Most supporters will not necessarily need to know the layout and features of a sports stadium in detail before attending for the first time. However, for many disabled supporters, it can make a real difference to their matchday experience or even whether they are able to attend the venue at all.
For people with additional access requirements or those with sensory processing sensitivity, for example, being able navigating around a new venue can be a stressful or overwhelming experience. In fact, one supporter said that the fear of getting lost was the most stressful thing about going to a new venue. Through dialogue and consultation with disabled people at our Think Tank events, we know that there is significant demand for clubs to provide the opportunity for supporters to virtually navigate to and around their venue.
In this era of digital information, it is important to make the most of the technology that’s available to help support disabled fans where possible. This guide provides a few different examples of how technology is being used at various clubs to good effect, though it is by no means exhaustive and there are undoubtedly other clubs using different tools effectively as well.
An accessibility map is a plan of a stadium showing the key features of the ground from a disability perspective.
The image below shows an example from Watford FC’s Vicarage Road Stadium. It uses symbols to indicate the locations of various features and includes the names and numbers on the stands and seating blocks.
Virtual navigation tour
A virtual navigation website or app that allows the user to virtually navigate through images of a stadium by clicking along the route they want to view.
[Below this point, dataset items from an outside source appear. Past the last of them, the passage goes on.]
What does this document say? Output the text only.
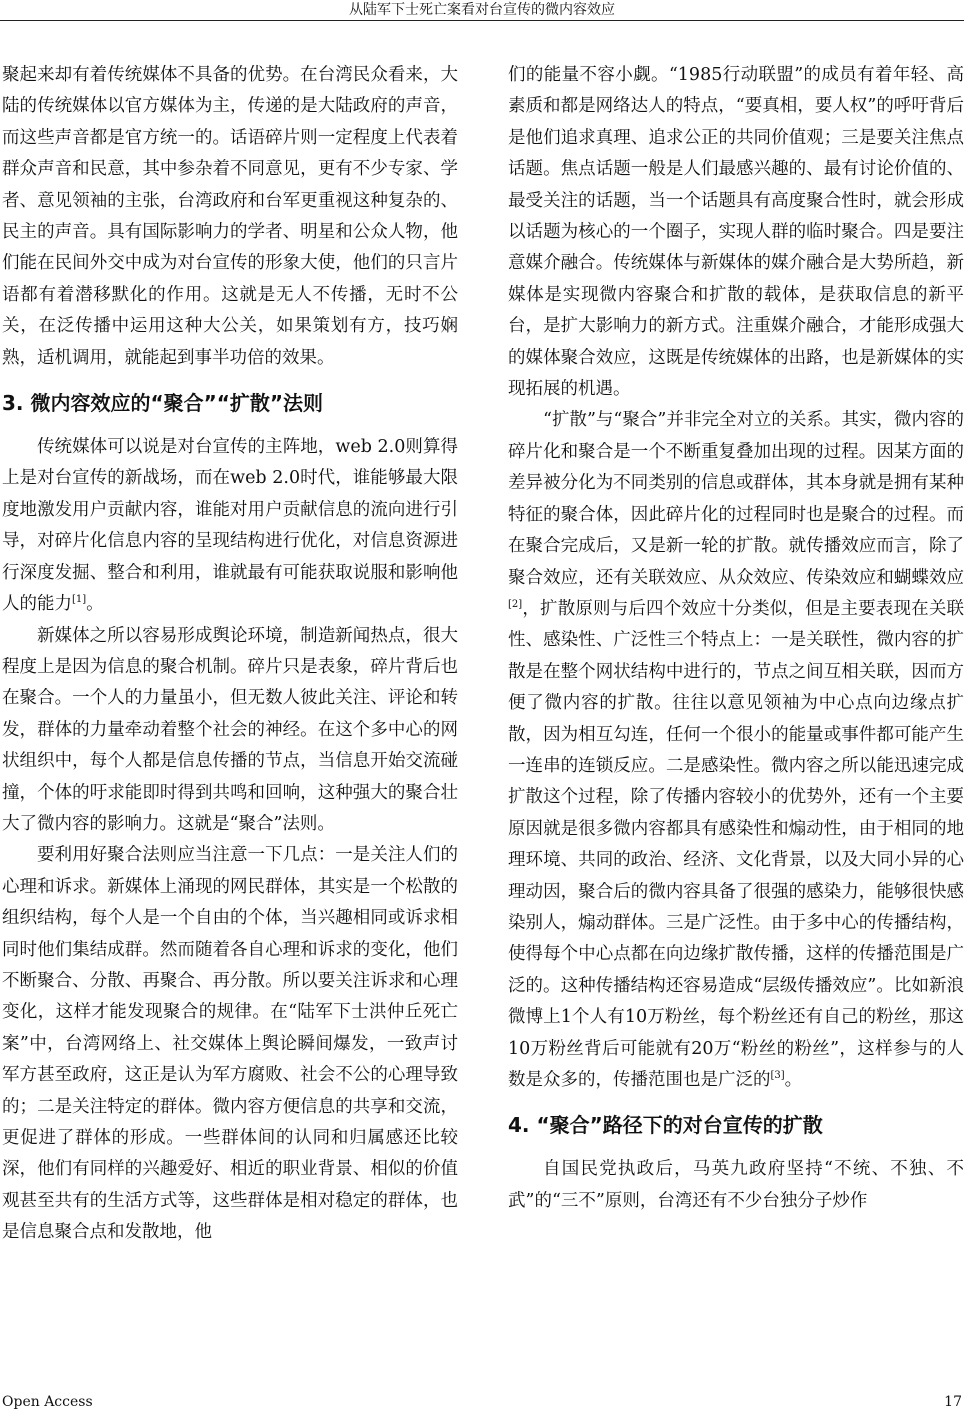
从陆军下士死亡案看对台宣传的微内容效应

聚起来却有着传统媒体不具备的优势。在台湾民众看来，大陆的传统媒体以官方媒体为主，传递的是大陆政府的声音，而这些声音都是官方统一的。话语碎片则一定程度上代表着群众声音和民意，其中参杂着不同意见，更有不少专家、学者、意见领袖的主张，台湾政府和台军更重视这种复杂的、民主的声音。具有国际影响力的学者、明星和公众人物，他们能在民间外交中成为对台宣传的形象大使，他们的只言片语都有着潜移默化的作用。这就是无人不传播，无时不公关，在泛传播中运用这种大公关，如果策划有方，技巧娴熟，适机调用，就能起到事半功倍的效果。

3. 微内容效应的“聚合”“扩散”法则

传统媒体可以说是对台宣传的主阵地，web 2.0则算得上是对台宣传的新战场，而在web 2.0时代，谁能够最大限度地激发用户贡献内容，谁能对用户贡献信息的流向进行引导，对碎片化信息内容的呈现结构进行优化，对信息资源进行深度发掘、整合和利用，谁就最有可能获取说服和影响他人的能力[1]。

新媒体之所以容易形成舆论环境，制造新闻热点，很大程度上是因为信息的聚合机制。碎片只是表象，碎片背后也在聚合。一个人的力量虽小，但无数人彼此关注、评论和转发，群体的力量牵动着整个社会的神经。在这个多中心的网状组织中，每个人都是信息传播的节点，当信息开始交流碰撞，个体的吁求能即时得到共鸣和回响，这种强大的聚合壮大了微内容的影响力。这就是“聚合”法则。

要利用好聚合法则应当注意一下几点：一是关注人们的心理和诉求。新媒体上涌现的网民群体，其实是一个松散的组织结构，每个人是一个自由的个体，当兴趣相同或诉求相同时他们集结成群。然而随着各自心理和诉求的变化，他们不断聚合、分散、再聚合、再分散。所以要关注诉求和心理变化，这样才能发现聚合的规律。在“陆军下士洪仲丘死亡案”中，台湾网络上、社交媒体上舆论瞬间爆发，一致声讨军方甚至政府，这正是认为军方腐败、社会不公的心理导致的；二是关注特定的群体。微内容方便信息的共享和交流，更促进了群体的形成。一些群体间的认同和归属感还比较深，他们有同样的兴趣爱好、相近的职业背景、相似的价值观甚至共有的生活方式等，这些群体是相对稳定的群体，也是信息聚合点和发散地，他

们的能量不容小觑。“1985行动联盟”的成员有着年轻、高素质和都是网络达人的特点，“要真相，要人权”的呼吁背后是他们追求真理、追求公正的共同价值观；三是要关注焦点话题。焦点话题一般是人们最感兴趣的、最有讨论价值的、最受关注的话题，当一个话题具有高度聚合性时，就会形成以话题为核心的一个圈子，实现人群的临时聚合。四是要注意媒介融合。传统媒体与新媒体的媒介融合是大势所趋，新媒体是实现微内容聚合和扩散的载体，是获取信息的新平台，是扩大影响力的新方式。注重媒介融合，才能形成强大的媒体聚合效应，这既是传统媒体的出路，也是新媒体的实现拓展的机遇。

“扩散”与“聚合”并非完全对立的关系。其实，微内容的碎片化和聚合是一个不断重复叠加出现的过程。因某方面的差异被分化为不同类别的信息或群体，其本身就是拥有某种特征的聚合体，因此碎片化的过程同时也是聚合的过程。而在聚合完成后，又是新一轮的扩散。就传播效应而言，除了聚合效应，还有关联效应、从众效应、传染效应和蝴蝶效应[2]，扩散原则与后四个效应十分类似，但是主要表现在关联性、感染性、广泛性三个特点上：一是关联性，微内容的扩散是在整个网状结构中进行的，节点之间互相关联，因而方便了微内容的扩散。往往以意见领袖为中心点向边缘点扩散，因为相互勾连，任何一个很小的能量或事件都可能产生一连串的连锁反应。二是感染性。微内容之所以能迅速完成扩散这个过程，除了传播内容较小的优势外，还有一个主要原因就是很多微内容都具有感染性和煽动性，由于相同的地理环境、共同的政治、经济、文化背景，以及大同小异的心理动因，聚合后的微内容具备了很强的感染力，能够很快感染别人，煽动群体。三是广泛性。由于多中心的传播结构，使得每个中心点都在向边缘扩散传播，这样的传播范围是广泛的。这种传播结构还容易造成“层级传播效应”。比如新浪微博上1个人有10万粉丝，每个粉丝还有自己的粉丝，那这10万粉丝背后可能就有20万“粉丝的粉丝”，这样参与的人数是众多的，传播范围也是广泛的[3]。

4. “聚合”路径下的对台宣传的扩散

自国民党执政后，马英九政府坚持“不统、不独、不武”的“三不”原则，台湾还有不少台独分子炒作

Open Access	17
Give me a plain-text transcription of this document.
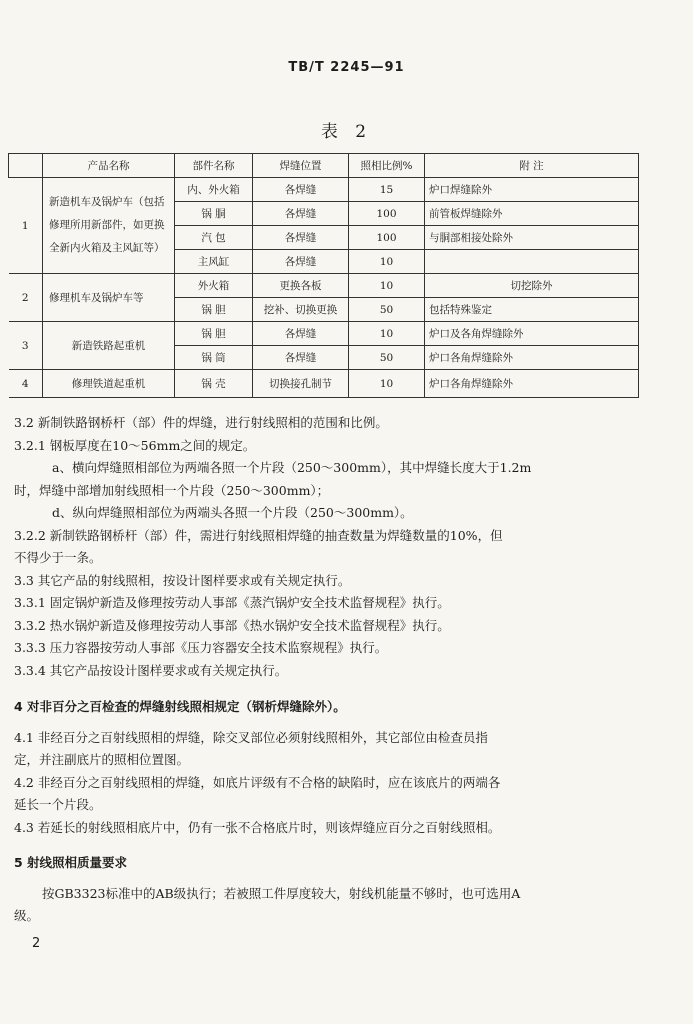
TB/T 2245—91
表 2
	产品名称	部件名称	焊缝位置	照相比例%	附 注
1	新造机车及锅炉车（包括修理所用新部件，如更换全新内火箱及主风缸等）	内、外火箱	各焊缝	15	炉口焊缝除外
		锅 胴	各焊缝	100	前管板焊缝除外
		汽 包	各焊缝	100	与胴部相接处除外
		主风缸	各焊缝	10	
2	修理机车及锅炉车等	外火箱	更换各板	10	切挖除外
		锅 胆	挖补、切换更换	50	包括特殊鉴定
3	新造铁路起重机	锅 胆	各焊缝	10	炉口及各角焊缝除外
		锅 筒	各焊缝	50	炉口各角焊缝除外
4	修理铁道起重机	锅 壳	切换接孔制节	10	炉口各角焊缝除外
3.2 新制铁路钢桥杆（部）件的焊缝，进行射线照相的范围和比例。
3.2.1 钢板厚度在10～56mm之间的规定。
a、横向焊缝照相部位为两端各照一个片段（250～300mm），其中焊缝长度大于1.2m
时，焊缝中部增加射线照相一个片段（250～300mm）；
d、纵向焊缝照相部位为两端头各照一个片段（250～300mm）。
3.2.2 新制铁路钢桥杆（部）件，需进行射线照相焊缝的抽查数量为焊缝数量的10%，但
不得少于一条。
3.3 其它产品的射线照相，按设计图样要求或有关规定执行。
3.3.1 固定锅炉新造及修理按劳动人事部《蒸汽锅炉安全技术监督规程》执行。
3.3.2 热水锅炉新造及修理按劳动人事部《热水锅炉安全技术监督规程》执行。
3.3.3 压力容器按劳动人事部《压力容器安全技术监察规程》执行。
3.3.4 其它产品按设计图样要求或有关规定执行。
4 对非百分之百检查的焊缝射线照相规定（钢析焊缝除外）。
4.1 非经百分之百射线照相的焊缝，除交叉部位必须射线照相外，其它部位由检查员指
定，并注副底片的照相位置图。
4.2 非经百分之百射线照相的焊缝，如底片评级有不合格的缺陷时，应在该底片的两端各
延长一个片段。
4.3 若延长的射线照相底片中，仍有一张不合格底片时，则该焊缝应百分之百射线照相。
5 射线照相质量要求
按GB3323标准中的AB级执行；若被照工件厚度较大，射线机能量不够时，也可选用A
级。
2
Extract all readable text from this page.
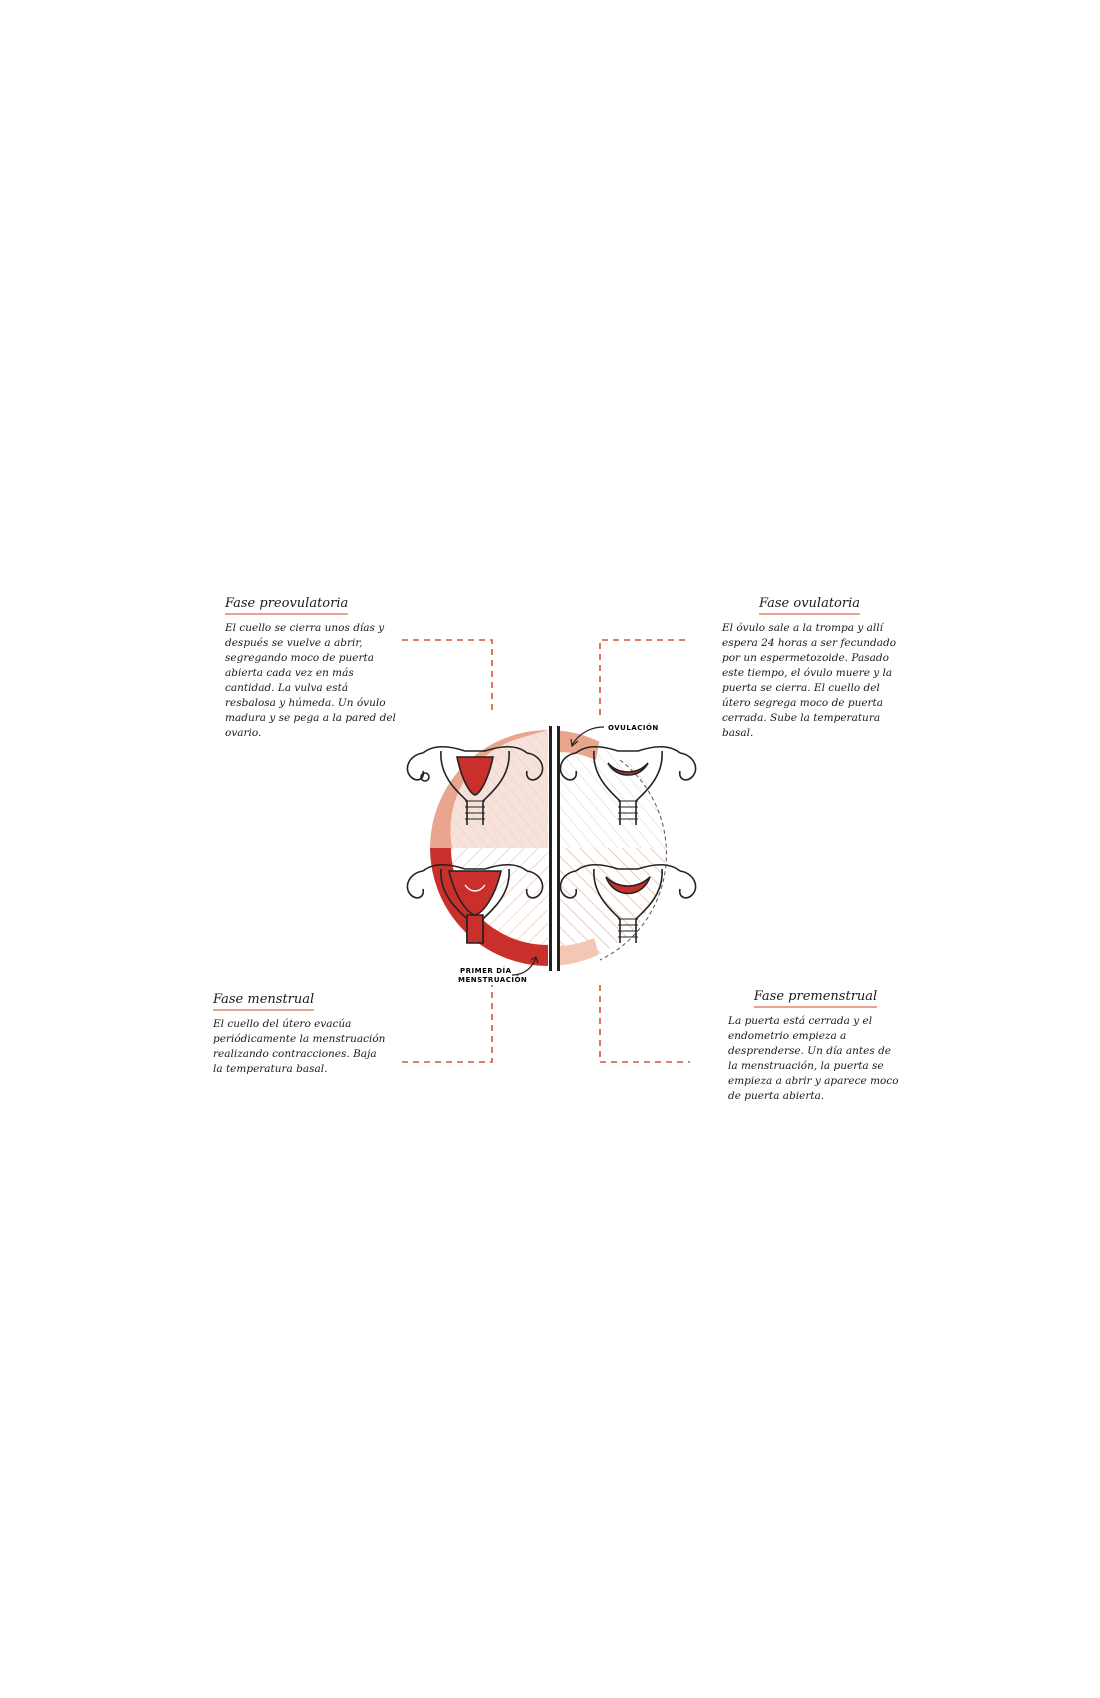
Fase preovulatoria
El cuello se cierra unos días y después se vuelve a abrir, segregando moco de puerta abierta cada vez en más cantidad. La vulva está resbalosa y húmeda. Un óvulo madura y se pega a la pared del ovario.
Fase ovulatoria
El óvulo sale a la trompa y allí espera 24 horas a ser fecundado por un espermetozoide. Pasado este tiempo, el óvulo muere y la puerta se cierra. El cuello del útero segrega moco de puerta cerrada. Sube la temperatura basal.
Fase menstrual
El cuello del útero evacúa periódicamente la menstruación realizando contracciones. Baja la temperatura basal.
Fase premenstrual
La puerta está cerrada y el endometrio empieza a desprenderse. Un día antes de la menstruación, la puerta se empieza a abrir y aparece moco de puerta abierta.
OVULACIÓN
PRIMER DÍA
MENSTRUACIÓN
Often the images at each point have a 360° view, meaning that the user can look all around the ground without having to physically visit the stadium.
Similar to the virtual navigation tour above, a seat map shows images within the stadium, but with a focus purely on the views from the seats. Seat maps can be integrated with ticket booking systems, giving supporters the opportunity to see the view from their seat before they buy. This could be particularly helpful for some disabled supporters to know what view to expect.
Seat maps can use either photos or digital illustrations. If you’re not able to show the view from every seat, you could show each block or stand, along with a text-based description of the accessibility for that particular block.
Accessibility Tour Video
An accessibility tour video showing your accessibility features and services, specifically for disabled spectators. The video can be accessed by supporters on public video streaming sites or on the club website. It can be used as an alternative to a virtual-navigation tour, showing the routes to and around the stadium. These videos can be produced comparatively cheaply and can be made with, or by, your disabled supporters.
360° Interactive Video
It is now possible to create videos which record in every direction from where the camera is positioned.
The user can then interact with the published video by scrolling around to view different angles. This is particularly useful to experience what a stadium is like on a matchday, which may be helpful for people with sensory requirements, for example.